A republic in western Europe. After five centuries of Roman rule, the province of Gaul, which generally corresponded to modern France, was overrun by the German Franks in the 5th century. During the 8th century, the Frankish kingdom stopped the Arab advance into Europe, and by c. 800 A.D. the Frankish Empire, under Charlemagne, ruled most of western and central Europe. In 843, the empire was partitioned, and the western kingdom became the foundation of modern France. During the Middle Ages, France lacked any strong central government, being divided among numerous feudal states. The English dominated much of the area during the 11th-15th centuries, but they were finally expelled after 1453. France emerged from a century of warfare with England as a major power. The French Revolution (1789) began a series of wars in Europe that lasted until the final defeat of Napoleon Bonaparte in 1815.
During the second half of the 19th century, France built a far-flung overseas empire, in competition with Britain overseas and with Germany and Austria on the continent. France was defeated by Prussia and its allies in the Franco-Prussian War of 1870-71 and lost the disputed provinces of Alsace and Lorraine to the new German state. During World War I, France suffered greatly, and most of the bitterest fighting was on French soil. France emerged from the war the pre-eminent power on the continent, but in the 1930s it lost ground to a re-emerging Germany. France quickly crumbled before Germany's invasion in May and June 1940. The northern and western portions of the country were occupied by Germany, and a German puppet regime was established in the south.
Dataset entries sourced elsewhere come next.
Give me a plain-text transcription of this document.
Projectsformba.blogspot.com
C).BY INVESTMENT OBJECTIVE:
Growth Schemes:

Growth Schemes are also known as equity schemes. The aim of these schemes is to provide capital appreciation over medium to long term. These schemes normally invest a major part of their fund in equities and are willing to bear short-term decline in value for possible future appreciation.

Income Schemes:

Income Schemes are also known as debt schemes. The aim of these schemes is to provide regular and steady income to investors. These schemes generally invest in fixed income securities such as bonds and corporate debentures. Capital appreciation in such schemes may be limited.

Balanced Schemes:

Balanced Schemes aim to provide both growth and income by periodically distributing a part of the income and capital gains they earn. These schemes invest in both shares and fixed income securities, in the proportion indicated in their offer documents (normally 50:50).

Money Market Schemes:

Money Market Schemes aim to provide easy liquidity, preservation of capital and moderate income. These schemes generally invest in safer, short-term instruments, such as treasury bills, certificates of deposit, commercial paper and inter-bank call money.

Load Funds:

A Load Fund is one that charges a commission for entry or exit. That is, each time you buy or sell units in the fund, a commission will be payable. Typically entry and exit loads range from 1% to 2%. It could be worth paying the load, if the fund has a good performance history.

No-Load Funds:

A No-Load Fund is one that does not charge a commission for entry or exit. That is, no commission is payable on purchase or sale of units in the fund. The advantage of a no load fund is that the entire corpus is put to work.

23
A Free French government, based in
Africa, continued the war against the Axis overseas. Following World War
II, France rapidly rebuilt its economy and again played a major role in
world affairs. During 1958-70, Gen. Charles de Gaulle's policies of
economic and technological development and independence in foreign affairs
were aimed at re-establishing France's greatness. De Gaulle disengaged
France from its colonial commitments, and during 1958-62, most of French
Africa became independent. France, however, retains close economic and
political ties with many of its former colonies.